Since the TCL recorded from the epicardial surface completely fulfilled the TCL of clinical VT in the present case, the re-entrant circuit was identified as a 2-dimensional circuitry completely restricted to the epicardial surface. Igarashi and colleagues reported that, in 15 patients with HCM and AA, 14 had successfully suppressed VT at the AA with the endocardial approach even if an epicardial or intramural origin of VT was suspected.

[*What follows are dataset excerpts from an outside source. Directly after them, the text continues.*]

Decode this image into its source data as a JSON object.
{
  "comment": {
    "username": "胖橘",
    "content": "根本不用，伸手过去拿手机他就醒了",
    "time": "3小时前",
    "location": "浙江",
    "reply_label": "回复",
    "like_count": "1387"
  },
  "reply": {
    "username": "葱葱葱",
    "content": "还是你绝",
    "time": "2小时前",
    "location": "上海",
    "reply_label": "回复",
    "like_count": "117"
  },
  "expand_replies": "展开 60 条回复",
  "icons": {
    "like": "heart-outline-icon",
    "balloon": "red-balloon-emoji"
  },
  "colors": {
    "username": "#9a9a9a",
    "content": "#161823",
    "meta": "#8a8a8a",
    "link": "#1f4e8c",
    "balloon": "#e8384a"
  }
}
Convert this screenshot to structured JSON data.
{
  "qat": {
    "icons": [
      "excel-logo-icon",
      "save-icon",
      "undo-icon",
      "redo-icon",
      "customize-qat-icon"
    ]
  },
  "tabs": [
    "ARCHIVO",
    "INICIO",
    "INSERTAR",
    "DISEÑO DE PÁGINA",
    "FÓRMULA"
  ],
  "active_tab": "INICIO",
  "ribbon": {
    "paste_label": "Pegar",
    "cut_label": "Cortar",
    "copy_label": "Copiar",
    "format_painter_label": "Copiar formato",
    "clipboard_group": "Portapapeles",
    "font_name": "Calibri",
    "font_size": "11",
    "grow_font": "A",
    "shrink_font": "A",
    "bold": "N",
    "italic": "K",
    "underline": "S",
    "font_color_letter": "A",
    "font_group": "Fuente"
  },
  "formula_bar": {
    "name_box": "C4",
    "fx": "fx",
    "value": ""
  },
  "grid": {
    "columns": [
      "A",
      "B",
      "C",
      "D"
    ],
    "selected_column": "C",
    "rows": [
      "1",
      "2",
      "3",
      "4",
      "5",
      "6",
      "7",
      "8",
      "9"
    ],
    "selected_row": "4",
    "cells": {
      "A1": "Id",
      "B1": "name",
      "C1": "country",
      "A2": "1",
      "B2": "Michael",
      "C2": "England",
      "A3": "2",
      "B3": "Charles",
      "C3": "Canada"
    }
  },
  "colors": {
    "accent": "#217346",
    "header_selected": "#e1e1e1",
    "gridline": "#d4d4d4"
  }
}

However, epicardial ablation is required in the case of 2-dimensional circuit consisting only of the epicardium, as in the present case.

To the best of our knowledge, this report is the first to describe a case of successful epicardial ablation for VT with ILAM in a patient with HCM and AA.

Conclusion

ILAM during sinus rhythm is a novel functional substrate mapping to identify the critical zone of VT. This case suggested that ILAM is useful for re-entrant VT in a patient with HCM and AA.